The idea in the “litigation privilege” is that those honestly in court should be allowed to make whatever claims they may without fear of then being sued simply for having made those claims. The principles are (1) protecting access to the courts, and (2) the “chilling effect” that such a fear would have on those with legitimate claims.

The appellate court looked at many cases, as well as the facts of the Palco case, and found that “the same chilling effect would occur here, we fear, were this (Palco) lawsuit to proceed.”

The “Noerr-Pennington doctrine” gives those who attempt to influence the government immunity from liability under federal antitrust law. There is a “sham exception” to this immunity, which Gallegos argued applied to Palco.

The appellate court “decline(d) to hold that the state's fraud-based allegations meet the requirements of the sham exception,” and held that Palco was “undoubtedly immune from liability under Noerr-Pennington.”

The appellate court closed its opinion noting that the court “must determine whether plaintiffs [the state] have demonstrated evidence which, if credited, would justify their prevailing at trial.” It then held that “for the reasons discussed above, we conclude the state's evidence, even if credited, would not justify its prevailing at trial. Further, we conclude the state has failed to prove, on its third try, a reasonable possibility that the (complaint)'s defect can be cured by amendment.”

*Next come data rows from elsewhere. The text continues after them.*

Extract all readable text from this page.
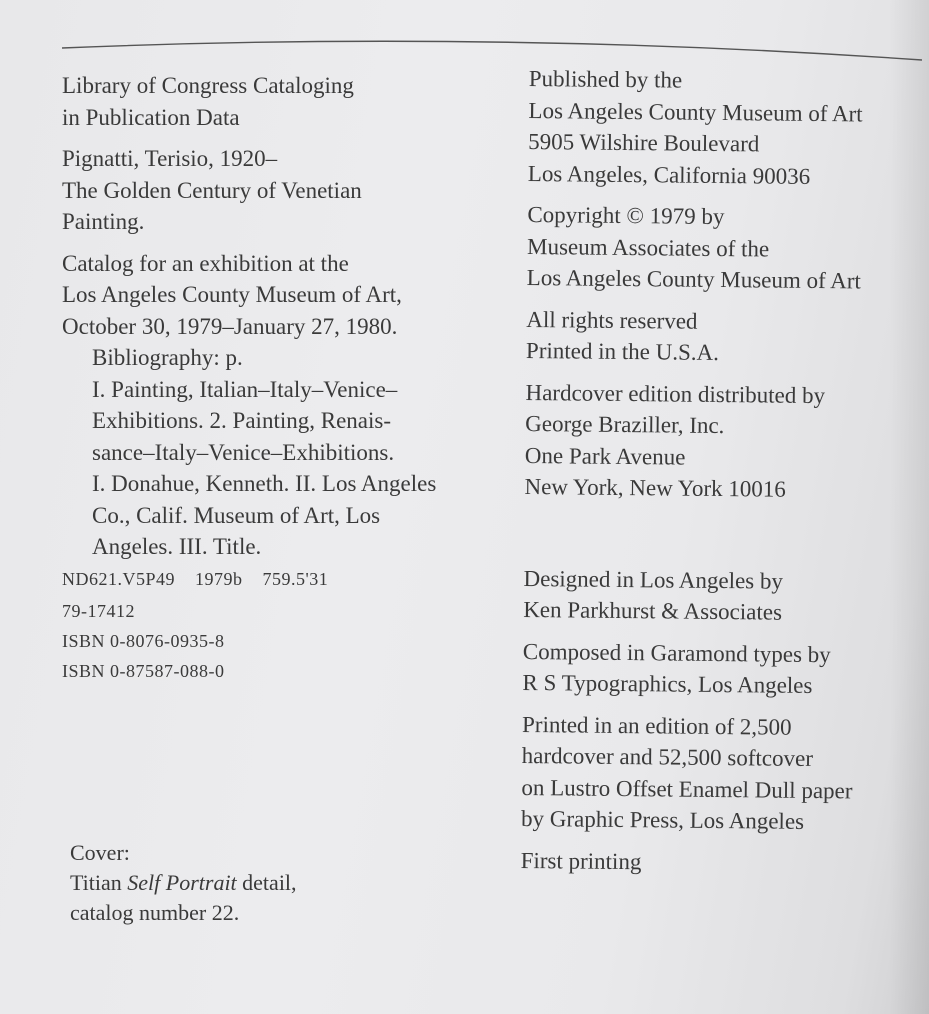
Library of Congress Cataloging
in Publication Data
Pignatti, Terisio, 1920–
The Golden Century of Venetian
Painting.
Catalog for an exhibition at the
Los Angeles County Museum of Art,
October 30, 1979–January 27, 1980.
Bibliography: p.
I. Painting, Italian–Italy–Venice–
Exhibitions. 2. Painting, Renais-
sance–Italy–Venice–Exhibitions.
I. Donahue, Kenneth. II. Los Angeles
Co., Calif. Museum of Art, Los
Angeles. III. Title.
ND621.V5P49    1979b    759.5'31
79-17412
ISBN 0-8076-0935-8
ISBN 0-87587-088-0
Cover:
Titian Self Portrait detail,
catalog number 22.
Published by the
Los Angeles County Museum of Art
5905 Wilshire Boulevard
Los Angeles, California 90036
Copyright © 1979 by
Museum Associates of the
Los Angeles County Museum of Art
All rights reserved
Printed in the U.S.A.
Hardcover edition distributed by
George Braziller, Inc.
One Park Avenue
New York, New York 10016
Designed in Los Angeles by
Ken Parkhurst & Associates
Composed in Garamond types by
R S Typographics, Los Angeles
Printed in an edition of 2,500
hardcover and 52,500 softcover
on Lustro Offset Enamel Dull paper
by Graphic Press, Los Angeles
First printing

In short, all arguments advanced by District Attorney Gallegos, both at trial and on appeal, were shot down in their entirety.
It is said that “bad facts make bad law.” And so Gallegos asked to have the appellate court's decision “depublished,” meaning that it would no longer be law. The Supreme Court declined, and we are left with “The People ex rel Paul V. Gallegos, as District Attorney v. the Pacific Lumber Company.”

Some may celebrate the end of this case, finding it bad, while others may lament, seeing the case as good. We are all still left deciding if we approve of further political prosecutions That, I submit, is bad.

Paul Hagen is an attorney in Eureka. He previously served as a deputy district attorney in four northern California counties, including Humboldt county. He resides in Eureka.